The fundamental principles of High Intensity Interval Training (HIIT) are that exercise should be brief, infrequent, and intense. Exercises are performed with a high level of effort, or intensity, where it will stimulate the body to produce an increase in muscular strength and size.
In this case this will be heart health from Cardio workouts.
Running for 4-5 Min's at a moderate warm-up paced then pushing the treadmill up to a high intensity for 60 seconds and then lowering it back down to a moderate pace for 90 seconds will kick your ass and burn fat and you only need to do it for 20 Min's max!
The benefits of HIIT
HIT training has a number of benefits in addition to the reduction in training time. First of all, this type of training is far superior to steady-state exercises when it comes to increasing your VO2 max, which is the maximum amount of oxygen you can uptake during exercise. This means that you'll be in much better shape when it comes time to Kick Boxing classesScientific studies show that over time, a cardio program built around HIIT can burn up to 9 times the calories as one built around long slow workouts.
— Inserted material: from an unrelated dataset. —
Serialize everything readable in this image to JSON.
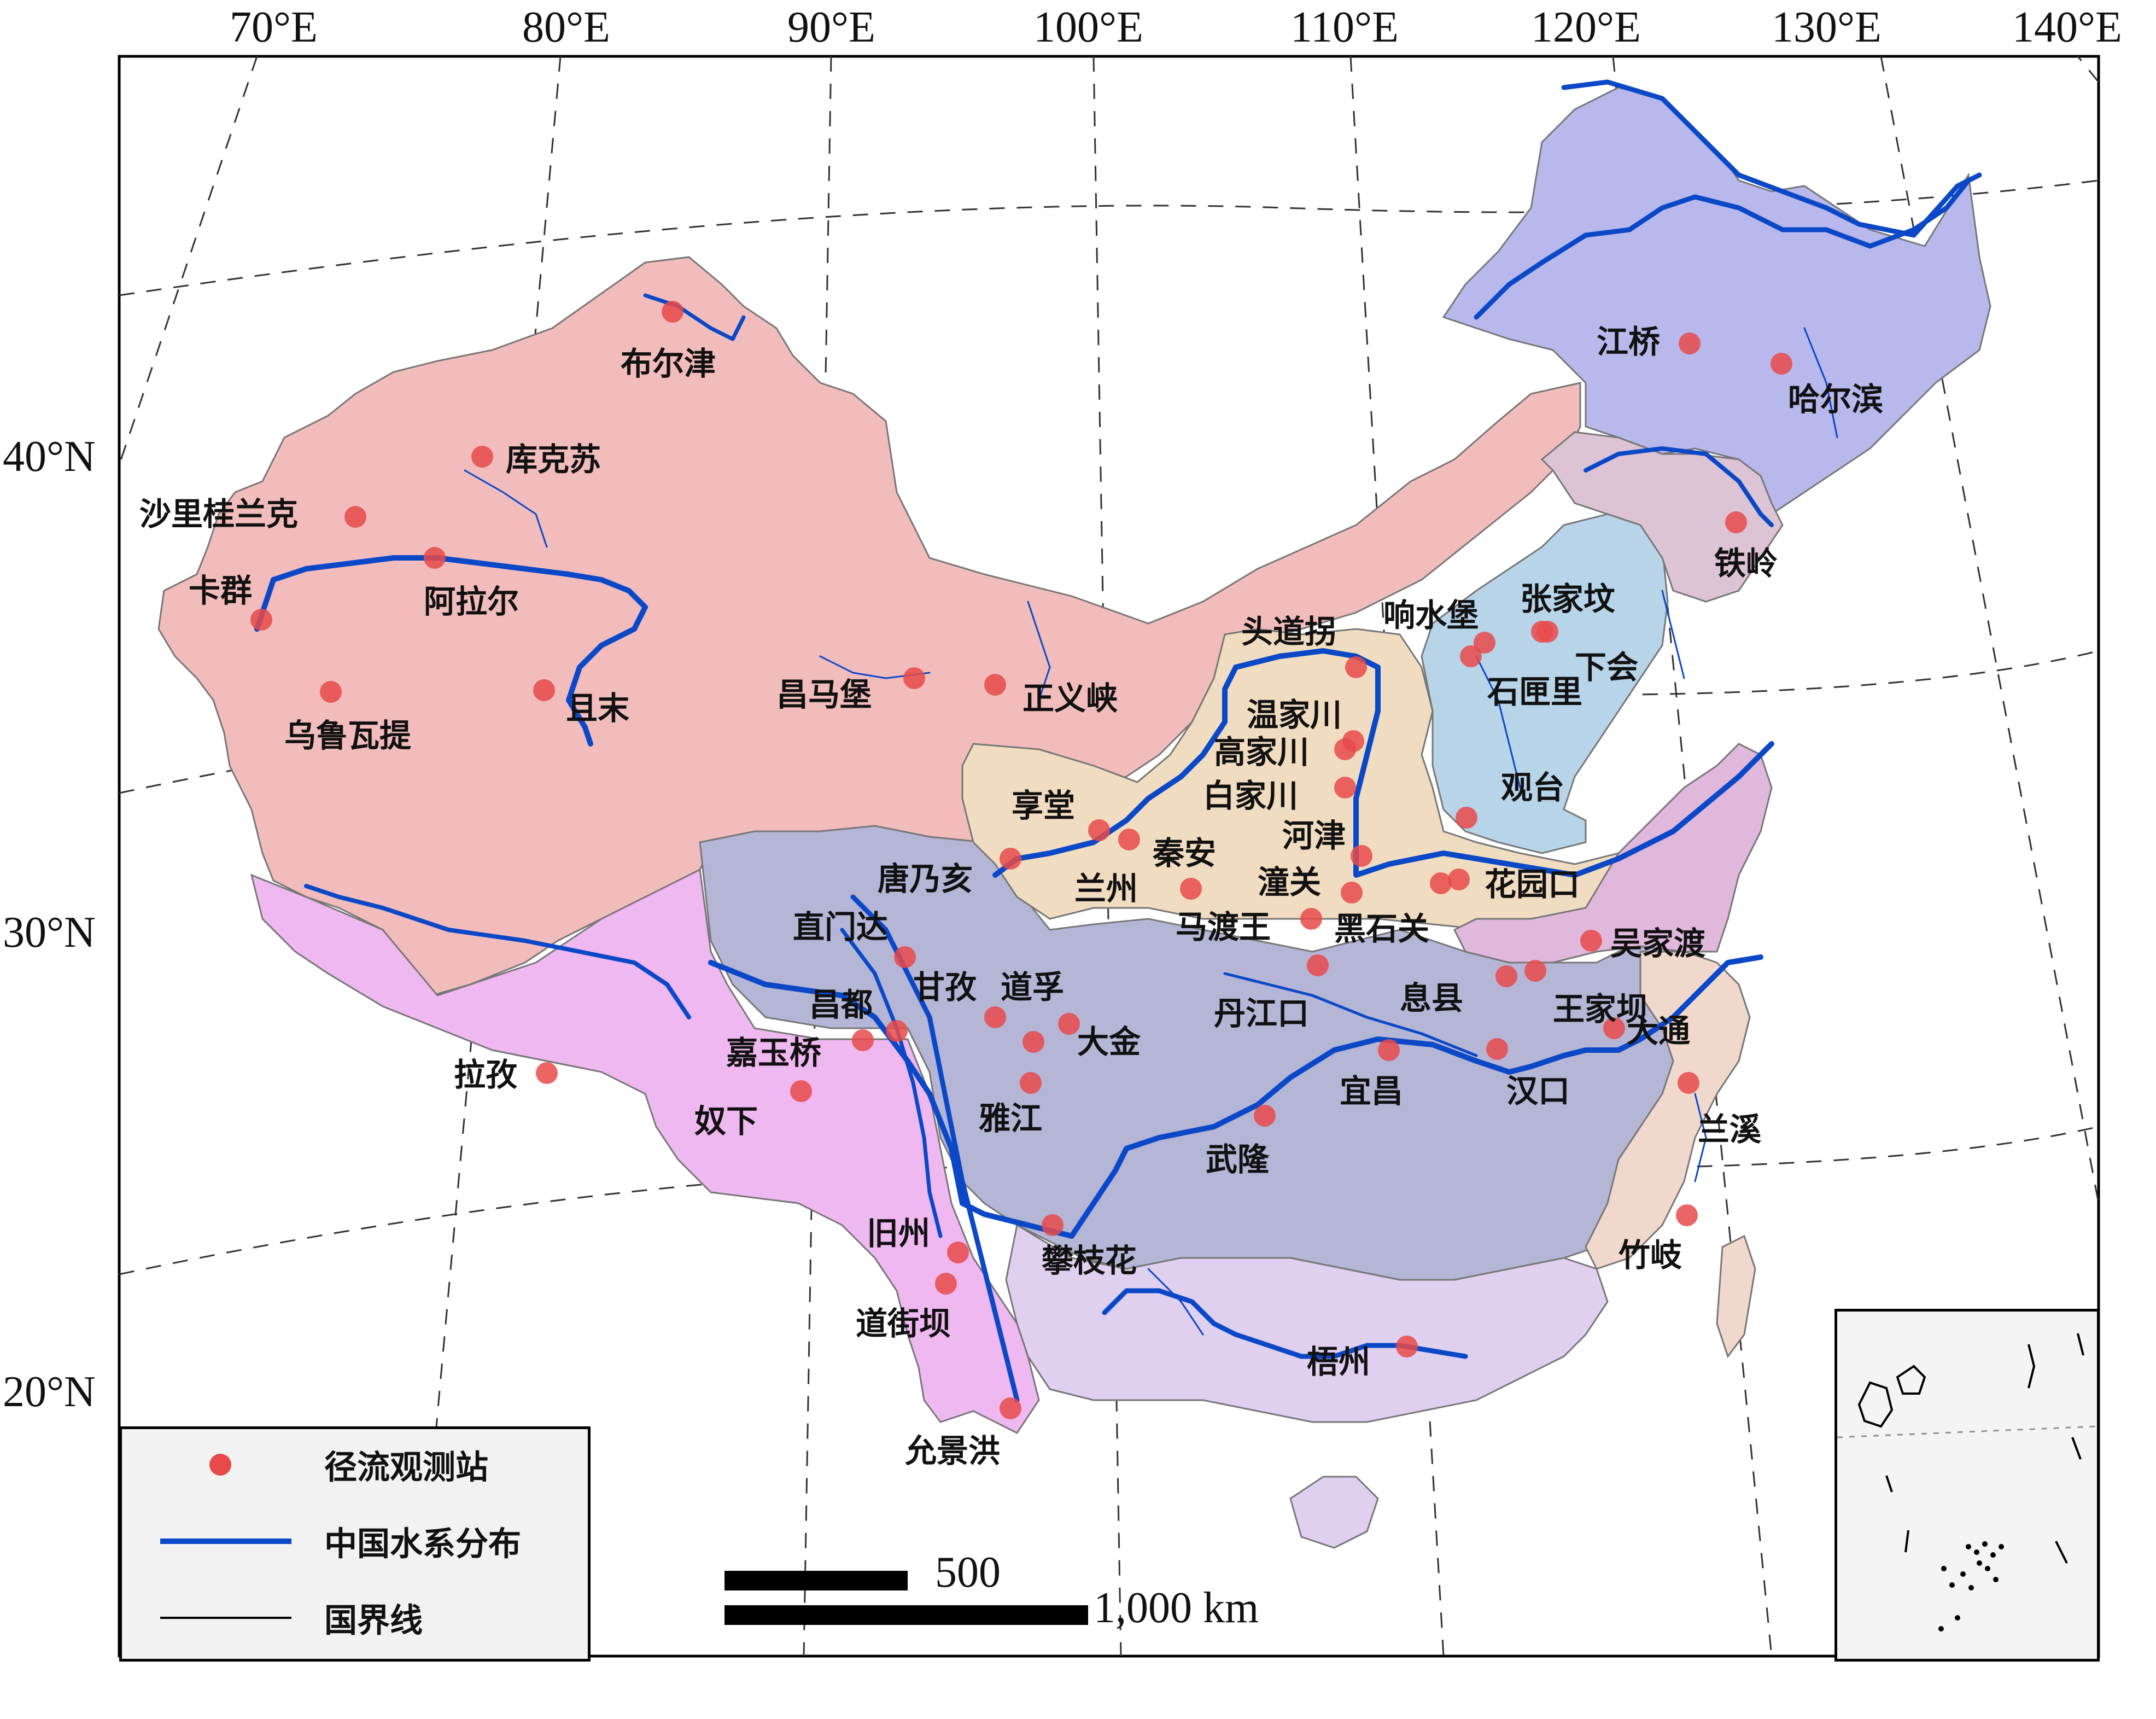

What sounds better? Shorter, more intense workouts that give far better results or longer, more boring ones that just dont do it for ya.
You don't have to run though, you can be on the Bike, Cross Trainer or even Skipping using this Program.
4-5 Min's Warm Up
60 seconds High intensity
90 seconds Low intensity
repeat this for a maximum of 20 Min's.
Make sure you bring the right music for this one!
You will notice the distance you run is probably further than normal!
You can bring this type of training into Boxing and Kick Boxing to.
Go all out on the Bag for 30 seconds then rest for 30.
Continue this for the duration of a 3 minute round!
You will be burning fat for the rest of the day!!!